BeritaNasional.com - Komisi Hak Asasi Manusia (Komnas HAM) meminta agar pemerintah turut memperhatikan dampak sosial, imbas polemik pertambangan nikel yang terjadi di kawasan Raja Ampat, Papua Barat Daya. 

“Tindakan itu harus diikuti dengan langkah-langkah konkret pemulihan hak -hak masyarakat setempat termasuk restorasi bekas lokasi tambang,” kata Komisioner Pemantauan Komnas HAM, Saurlin P Siagian dalam keterangan tertulisnya, Jumat (13/6/2025).

Meski keputusan pemerintah melalui Kementerian ESDM RI telah mencabut empat IUP yang dimiliki PT Anugerah Surya Pratama, PT Nurham, PT Mulia Raymond Perkasa, dan PT Kawei Sejahtera Mining adalah langkah yang baik.

“Pencabutan IUP yang telah dilakukan oleh Kementerian ESDM RI terhadap empat perusahaan di atas, merupakan langkah maju menghentikan pengrusakan lingkungan hidup,” ujarnya.

Tetapi berdasarkan informasi awal diterima Komnas HAM perlu adanya langkah lebih dari pemerintah untuk antisipasi dampak sosial.
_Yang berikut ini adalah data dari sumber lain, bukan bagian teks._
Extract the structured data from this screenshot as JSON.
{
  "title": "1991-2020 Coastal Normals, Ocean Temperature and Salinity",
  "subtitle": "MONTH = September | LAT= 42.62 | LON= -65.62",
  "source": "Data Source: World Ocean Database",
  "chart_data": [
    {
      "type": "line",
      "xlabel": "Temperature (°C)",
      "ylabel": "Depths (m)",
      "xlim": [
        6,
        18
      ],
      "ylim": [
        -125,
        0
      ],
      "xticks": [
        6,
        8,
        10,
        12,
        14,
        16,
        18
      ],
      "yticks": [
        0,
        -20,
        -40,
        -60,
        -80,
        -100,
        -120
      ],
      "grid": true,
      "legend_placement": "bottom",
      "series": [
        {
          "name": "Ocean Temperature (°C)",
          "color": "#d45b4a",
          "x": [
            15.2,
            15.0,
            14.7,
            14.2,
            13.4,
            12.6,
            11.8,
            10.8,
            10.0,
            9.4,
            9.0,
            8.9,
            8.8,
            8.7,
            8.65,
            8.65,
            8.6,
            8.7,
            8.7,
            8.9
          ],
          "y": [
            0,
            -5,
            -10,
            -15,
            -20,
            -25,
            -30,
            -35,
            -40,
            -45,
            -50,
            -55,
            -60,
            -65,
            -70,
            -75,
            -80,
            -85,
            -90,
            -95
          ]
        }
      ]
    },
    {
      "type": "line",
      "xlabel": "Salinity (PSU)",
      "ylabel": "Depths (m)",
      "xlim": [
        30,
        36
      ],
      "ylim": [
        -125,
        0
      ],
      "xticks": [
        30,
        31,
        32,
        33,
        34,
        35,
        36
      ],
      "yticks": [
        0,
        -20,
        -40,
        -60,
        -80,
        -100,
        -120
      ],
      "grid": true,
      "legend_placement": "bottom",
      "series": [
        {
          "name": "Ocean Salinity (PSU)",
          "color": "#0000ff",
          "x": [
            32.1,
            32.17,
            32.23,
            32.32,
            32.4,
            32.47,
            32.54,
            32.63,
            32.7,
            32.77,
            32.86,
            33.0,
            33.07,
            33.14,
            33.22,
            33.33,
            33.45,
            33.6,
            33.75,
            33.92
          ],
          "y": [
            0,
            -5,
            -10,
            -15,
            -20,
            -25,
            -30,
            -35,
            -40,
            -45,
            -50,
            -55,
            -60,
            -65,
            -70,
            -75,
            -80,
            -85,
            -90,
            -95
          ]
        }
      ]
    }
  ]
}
Akibat dari  pengrusakan lingkungan hidup yang bertentangan dengan hak atas lingkungan hidup yang baik dan sehat dijamin oleh Pasal 28H ayat (1) UUD 1945 dan Pasal 9 UU HAM.

Sebagaimana data adanya enam pulau kecil yang menjadi lokasi penambangan nikel, dimiliki oleh lima perusahaan, masing-masing yaitu; Pulau Gag yang dilakukan oleh PT Gag Nikel; Pulau Kawei yang dilakukan oleh PT Kawei Sejahtera Mining.

Lalu, Pulau Manuran yang dilakukan oleh PT Anugerah Surya Pratama; Pulau Waigeo yang dilakukan oleh PT Nurham; Pulau Batang Pele dan Pulau Manyaifun yang dilakukan oleh PT Mulia Raymond Perkasa.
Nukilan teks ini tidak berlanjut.